In the former category, Bradley’s toughest opposition may come from Royals outfielder Jarrod Dyson. Dyson leads AL center fielders in Defensive Runs Saved despite playing more than 300 innings fewer than Bradley.
One reason he doesn’t play all the time is because the Royals actually have another center fielder who is statistically worthy, Lorenzo Cain, who ranks tied for third in Defensive Runs Saved, just behind Bradley. He too has played more than 300 innings fewer than Bradley.
Rangers center fielder Leonys Martin is tied with Cain and could also make a good case. His will likely be hindered by his penchant for mistake. Baseball Info Solutions credits Martin with 30 Defensive Misplays & Errors, 11 more than any other center fielder in the AL. Bradley’s case is hurt slightly by his ranking second in that stat with 19.
Reputation-wise, there are three notable players in Bradley’s way -- Ellsbury, who won the award in 2011, Adam Jones of the Baltimore Orioles, who has three Gold Gloves, including two straight in center field, and Mike Trout, who has never won one, but who has a history of making the amazing play.
Bradley’s best argument against that trio is that he rates far better statistically than each of them.

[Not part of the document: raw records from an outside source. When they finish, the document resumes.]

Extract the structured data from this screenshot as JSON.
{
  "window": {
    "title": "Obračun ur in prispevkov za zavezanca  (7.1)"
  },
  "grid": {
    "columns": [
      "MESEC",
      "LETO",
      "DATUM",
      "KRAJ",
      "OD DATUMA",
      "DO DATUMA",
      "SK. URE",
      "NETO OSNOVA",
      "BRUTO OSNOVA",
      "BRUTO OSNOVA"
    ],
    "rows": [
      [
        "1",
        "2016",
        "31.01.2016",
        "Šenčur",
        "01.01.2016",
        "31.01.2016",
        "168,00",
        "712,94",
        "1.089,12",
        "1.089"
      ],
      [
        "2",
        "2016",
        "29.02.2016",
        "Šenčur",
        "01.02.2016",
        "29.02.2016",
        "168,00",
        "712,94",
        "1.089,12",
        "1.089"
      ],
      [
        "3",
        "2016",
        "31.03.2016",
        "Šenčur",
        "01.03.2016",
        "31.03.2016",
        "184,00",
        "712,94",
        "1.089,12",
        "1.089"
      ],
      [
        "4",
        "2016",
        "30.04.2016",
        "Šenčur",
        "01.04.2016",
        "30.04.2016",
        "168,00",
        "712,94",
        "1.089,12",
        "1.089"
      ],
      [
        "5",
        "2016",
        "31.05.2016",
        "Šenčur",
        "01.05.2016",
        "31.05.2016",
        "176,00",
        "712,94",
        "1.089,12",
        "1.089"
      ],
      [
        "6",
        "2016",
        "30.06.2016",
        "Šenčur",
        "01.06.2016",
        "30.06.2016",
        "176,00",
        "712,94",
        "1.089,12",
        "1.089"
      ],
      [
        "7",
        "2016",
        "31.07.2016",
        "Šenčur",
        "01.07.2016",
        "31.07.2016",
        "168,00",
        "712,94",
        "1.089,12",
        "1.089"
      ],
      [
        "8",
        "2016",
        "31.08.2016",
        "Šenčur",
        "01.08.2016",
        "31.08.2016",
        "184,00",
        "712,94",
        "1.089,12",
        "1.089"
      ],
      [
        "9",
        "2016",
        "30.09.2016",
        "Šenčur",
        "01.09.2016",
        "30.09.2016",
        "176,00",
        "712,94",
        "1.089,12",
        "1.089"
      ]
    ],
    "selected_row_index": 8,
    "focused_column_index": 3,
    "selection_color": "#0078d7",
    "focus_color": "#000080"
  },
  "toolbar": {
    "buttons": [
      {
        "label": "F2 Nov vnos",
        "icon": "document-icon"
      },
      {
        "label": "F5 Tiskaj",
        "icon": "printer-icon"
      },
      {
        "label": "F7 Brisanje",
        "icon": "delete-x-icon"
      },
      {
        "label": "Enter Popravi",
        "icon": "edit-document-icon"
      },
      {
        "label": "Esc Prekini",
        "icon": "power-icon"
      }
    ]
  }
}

In fact (and this may open up a subject better discussed at another time), Ellsbury, Trout and Jones all have negative defensive ratings (meaning a Runs Saved total below zero) this season.
Bradley should also be helped by the exposure and publicity he gets from playing in a big market.
Regardless of whether Bradley wins the award, and regardless of whether he hits at a higher success rate this season once he's promoted again in September, he’s definitely made a mark and proven he belongs high in the conversation with those mentioned above.